Production is the wrong place to test a new agent. **Benchmark** runs your agents through realistic, reproducible scenarios in a sandbox — a broken nginx, a CrashLoopBackOff pod, a filling disk — and gives you two scores: did the agent **fix it**, and did it **fix it the right way**.

## Why benchmark

<CardGroup cols={2}>
  <Card title="Validate new ticket typologies" icon="vial">
    Before letting a new specialty handle real tickets, replicate the failure mode in a sandbox and see how the agent handles it across dozens of runs.
  </Card>

  <Card title="Catch regressions" icon="chart-line">
    A previously-passing scenario starts failing after a specialty edit.
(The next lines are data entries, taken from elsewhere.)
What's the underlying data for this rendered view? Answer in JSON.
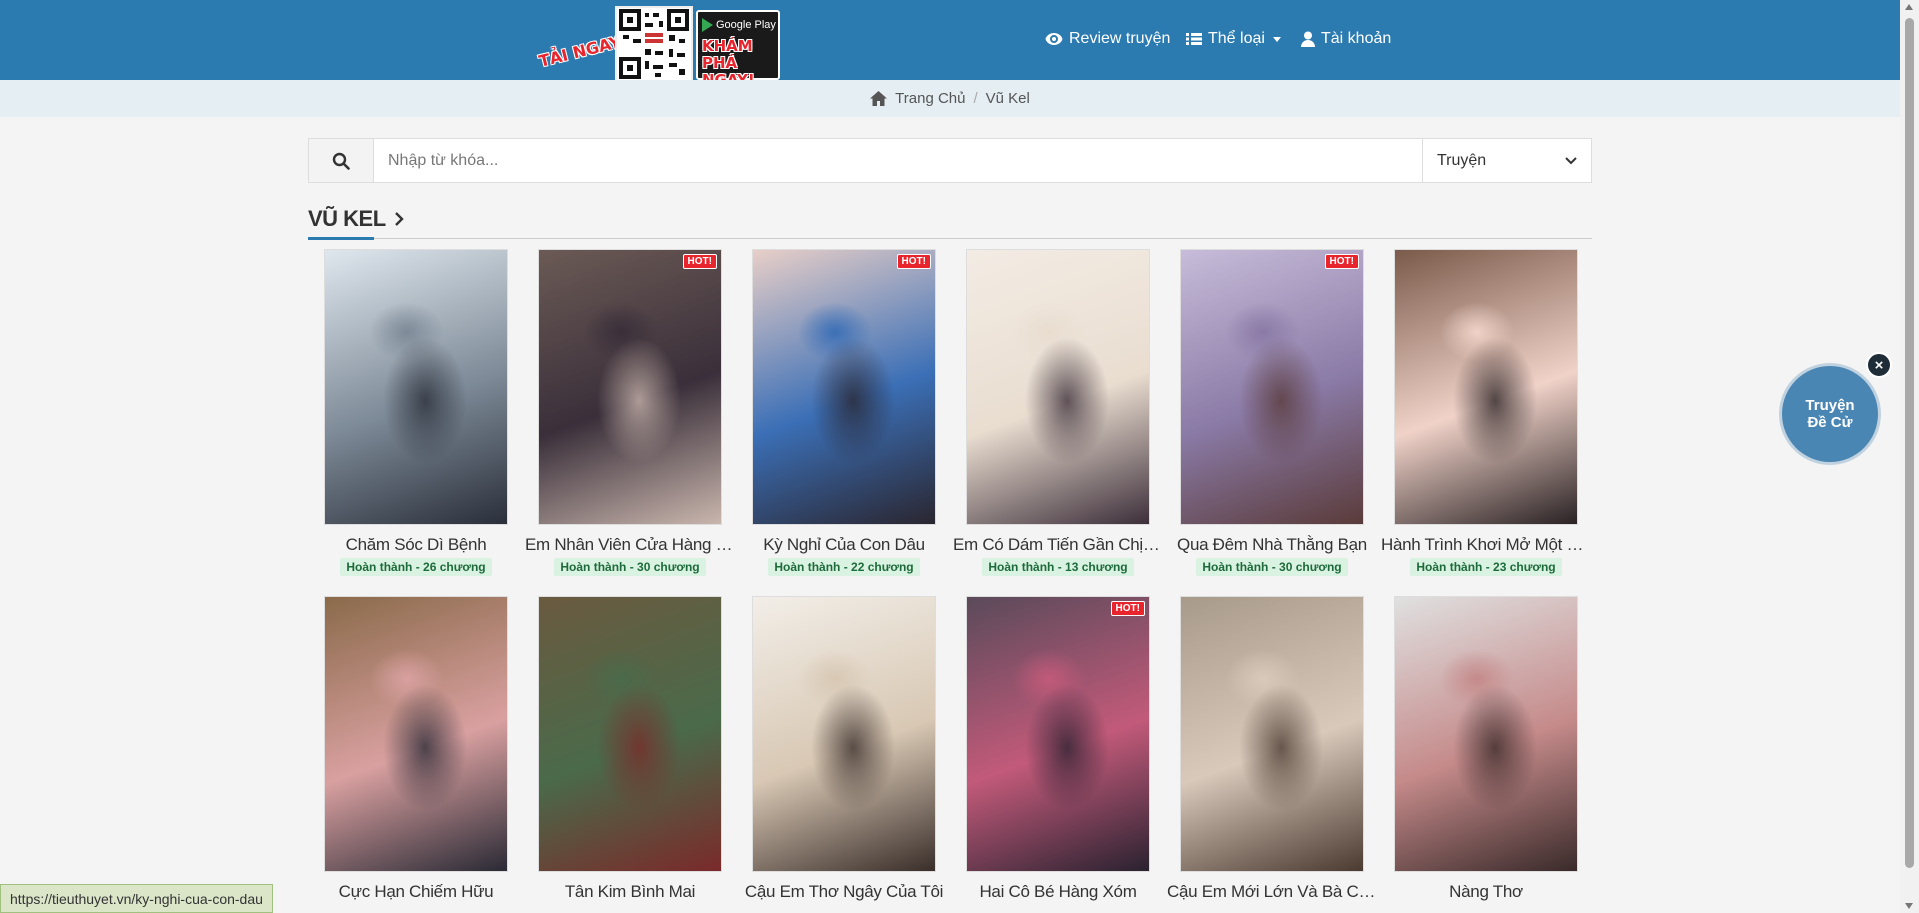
{
  "header": {
    "promo_tai_ngay": "TẢI NGAY",
    "promo_google_play": "Google Play",
    "promo_kham_pha": "KHÁM PHÁ",
    "promo_ngay": "NGAY!",
    "nav": [
      {
        "label": "Review truyện",
        "icon": "eye-icon"
      },
      {
        "label": "Thể loại",
        "icon": "list-icon"
      },
      {
        "label": "Tài khoản",
        "icon": "user-icon"
      }
    ]
  },
  "breadcrumb": {
    "home": "Trang Chủ",
    "separator": "/",
    "current": "Vũ Kel"
  },
  "search": {
    "placeholder": "Nhập từ khóa...",
    "select_value": "Truyện"
  },
  "section": {
    "title": "VŨ KEL"
  },
  "stories": [
    {
      "title": "Chăm Sóc Dì Bệnh",
      "status": "Hoàn thành - 26 chương",
      "hot": false,
      "colors": [
        "#dfe7ee",
        "#7d8a97",
        "#2a2f3a"
      ]
    },
    {
      "title": "Em Nhân Viên Cửa Hàng V...",
      "status": "Hoàn thành - 30 chương",
      "hot": true,
      "colors": [
        "#6b5a55",
        "#3a2f3a",
        "#c9b6ad"
      ]
    },
    {
      "title": "Kỳ Nghỉ Của Con Dâu",
      "status": "Hoàn thành - 22 chương",
      "hot": true,
      "colors": [
        "#e8cfc8",
        "#3b6fb6",
        "#2a2630"
      ]
    },
    {
      "title": "Em Có Dám Tiến Gần Chị H...",
      "status": "Hoàn thành - 13 chương",
      "hot": false,
      "colors": [
        "#f3ece4",
        "#e9ddd0",
        "#3d2f3a"
      ]
    },
    {
      "title": "Qua Đêm Nhà Thằng Bạn",
      "status": "Hoàn thành - 30 chương",
      "hot": true,
      "colors": [
        "#c7bcd9",
        "#8a7aa6",
        "#5a3b3a"
      ]
    },
    {
      "title": "Hành Trình Khơi Mở Một C...",
      "status": "Hoàn thành - 23 chương",
      "hot": false,
      "colors": [
        "#7a5a4a",
        "#f0d2c8",
        "#2a2224"
      ]
    },
    {
      "title": "Cực Hạn Chiếm Hữu",
      "status": "",
      "hot": false,
      "colors": [
        "#8a6a4a",
        "#d9a0a0",
        "#2a2a35"
      ]
    },
    {
      "title": "Tân Kim Bình Mai",
      "status": "",
      "hot": false,
      "colors": [
        "#6a5a40",
        "#4a6a4a",
        "#7a2a2a"
      ]
    },
    {
      "title": "Cậu Em Thơ Ngây Của Tôi",
      "status": "",
      "hot": false,
      "colors": [
        "#f2eee8",
        "#d8c8b4",
        "#3a2e2a"
      ]
    },
    {
      "title": "Hai Cô Bé Hàng Xóm",
      "status": "",
      "hot": true,
      "colors": [
        "#5a4a5a",
        "#c25a7a",
        "#2a2230"
      ]
    },
    {
      "title": "Cậu Em Mới Lớn Và Bà Chị ...",
      "status": "",
      "hot": false,
      "colors": [
        "#a89a8a",
        "#d9c9bb",
        "#4a3a30"
      ]
    },
    {
      "title": "Nàng Thơ",
      "status": "",
      "hot": false,
      "colors": [
        "#e0e0e0",
        "#c58a8a",
        "#3a2a2a"
      ]
    }
  ],
  "hot_label": "HOT!",
  "float_button": {
    "label_line1": "Truyện",
    "label_line2": "Đề Cử",
    "close": "×"
  },
  "status_url": "https://tieuthuyet.vn/ky-nghi-cua-con-dau",
  "colors": {
    "header_bg": "#2b7bb0",
    "breadcrumb_bg": "#e5eef3",
    "status_green_bg": "#d9f2e1",
    "status_green_text": "#1d6b3a"
  }
}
Trend lines surface it immediately.
  </Card>

  <Card title="Compare models or prompts" icon="scale-balanced">
    Same scenario, different `--main-engine`. Same scenario, different specialty. The compliance score tells you which behaves better, not just which is faster.
  </Card>

  <Card title="Prove compliance to your team" icon="clipboard-check">
    Auditors get a record: which actions the agent took, which operational rules it followed, which commands it avoided.
  </Card>
</CardGroup>

## The two scores

Every scenario produces two **independent** scores.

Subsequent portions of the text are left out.